Don’t put parentheses around your assert expressions and the error string!

I had a bunch of unit tests that were passing even though I knew they should be failing. I traced it down to the fact that I put parentheses around my assert statements because the tests were really really long and I wanted to put the error string on a separate line.

This is what I spent the last 45 minutes trying to figure out:

>>> assert 1 == 0, "OH NOES"
------------------------------------------------------------
Traceback (most recent call last):
File "", line 1, in
AssertionError: OH NOES

>>> assert (1 == 0,
... "OH NOES")

>>> assert (1 == 0, "OH NOES")

>>>

The assertion doesn’t raise because I suspect that the assert evaluates each element in the tuple separately, and the string returns True.

And these don’t work, but for different reasons:

>>> (assert 1 == 0, "OH NOES")
------------------------------------------------------------
File "", line 1
(assert 1 == 0, "OH NOES")
^
SyntaxError: invalid syntax

>>> assert 1 == 0,
------------------------------------------------------------
File "", line 1
assert 1 == 0,
^
SyntaxError: invalid syntax

Dangit.

  • A non-empty tuple (or any container) is always true!

  • Daniel

    Actually, “assert (False, False)” also doesn’t raise, so it’s an “assert bool(X)# for any X that is True” kind of issue 🙂

  • Justin

    you can still use a backslash at the end of the line to split it up

  • sri

    assert (1==0, “OH NOES”) doesn’t work because
    (1==0, “OH NOES”) is a tuple containing 2-elements,
    which after evaluation is (False, “OH NOES”).

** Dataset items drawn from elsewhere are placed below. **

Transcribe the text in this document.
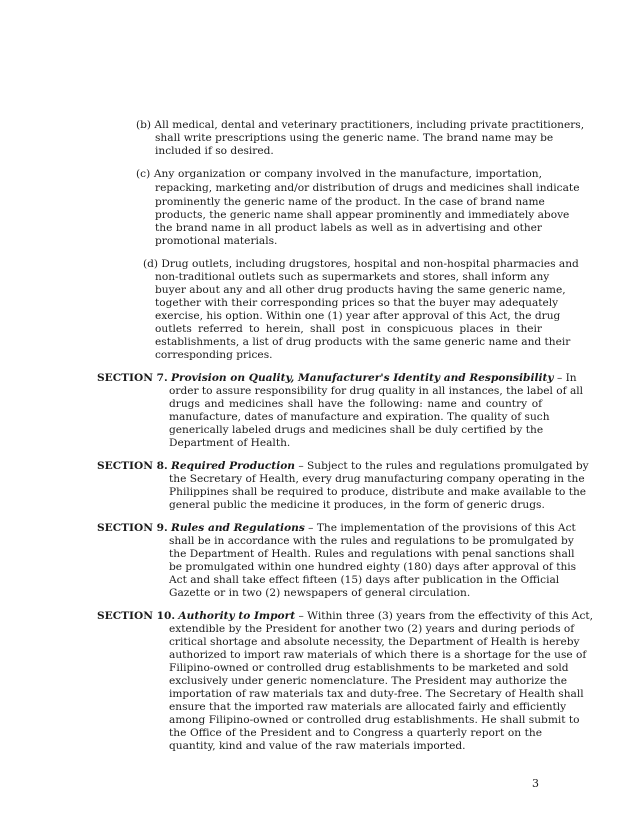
(b) All medical, dental and veterinary practitioners, including private practitioners,
shall write prescriptions using the generic name. The brand name may be
included if so desired.
(c) Any organization or company involved in the manufacture, importation,
repacking, marketing and/or distribution of drugs and medicines shall indicate
prominently the generic name of the product. In the case of brand name
products, the generic name shall appear prominently and immediately above
the brand name in all product labels as well as in advertising and other
promotional materials.
(d) Drug outlets, including drugstores, hospital and non-hospital pharmacies and
non-traditional outlets such as supermarkets and stores, shall inform any
buyer about any and all other drug products having the same generic name,
together with their corresponding prices so that the buyer may adequately
exercise, his option. Within one (1) year after approval of this Act, the drug
outlets referred to herein, shall post in conspicuous places in their
establishments, a list of drug products with the same generic name and their
corresponding prices.
SECTION 7. Provision on Quality, Manufacturer's Identity and Responsibility – In
order to assure responsibility for drug quality in all instances, the label of all
drugs and medicines shall have the following: name and country of
manufacture, dates of manufacture and expiration. The quality of such
generically labeled drugs and medicines shall be duly certified by the
Department of Health.
SECTION 8. Required Production – Subject to the rules and regulations promulgated by
the Secretary of Health, every drug manufacturing company operating in the
Philippines shall be required to produce, distribute and make available to the
general public the medicine it produces, in the form of generic drugs.
SECTION 9. Rules and Regulations – The implementation of the provisions of this Act
shall be in accordance with the rules and regulations to be promulgated by
the Department of Health. Rules and regulations with penal sanctions shall
be promulgated within one hundred eighty (180) days after approval of this
Act and shall take effect fifteen (15) days after publication in the Official
Gazette or in two (2) newspapers of general circulation.
SECTION 10. Authority to Import – Within three (3) years from the effectivity of this Act,
extendible by the President for another two (2) years and during periods of
critical shortage and absolute necessity, the Department of Health is hereby
authorized to import raw materials of which there is a shortage for the use of
Filipino-owned or controlled drug establishments to be marketed and sold
exclusively under generic nomenclature. The President may authorize the
importation of raw materials tax and duty-free. The Secretary of Health shall
ensure that the imported raw materials are allocated fairly and efficiently
among Filipino-owned or controlled drug establishments. He shall submit to
the Office of the President and to Congress a quarterly report on the
quantity, kind and value of the raw materials imported.
3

    a non-empty tuple evaluates to True in python.

  • For unit tests I much prefer using TestCase’s assertEqual and assert_ methods.

  • anonymous

    In [1]: assert 1==0, \
    …: “OH NOES”
    —————————————————————————
    Traceback (most recent call last)

    /home/osuchwa/ in ()

    : OH NOES

    In [2]:

  • Just relocate the open parenthesis:

    assert some_condition, (
    very_long_string_expression)

    If the condition is long:

    assert (a_very_long
    condition_expression), (
    very_long_string_expression)

    Just make sure the first close paren is on the same line as the second open paren.

  • Yeah, like Justin and anonymous said, the trailing backslash works well for putting the error message on the following line.

    py.test FTW 🙂

  • I am very grateful for all the feedback I got on this post. Thanks everyone!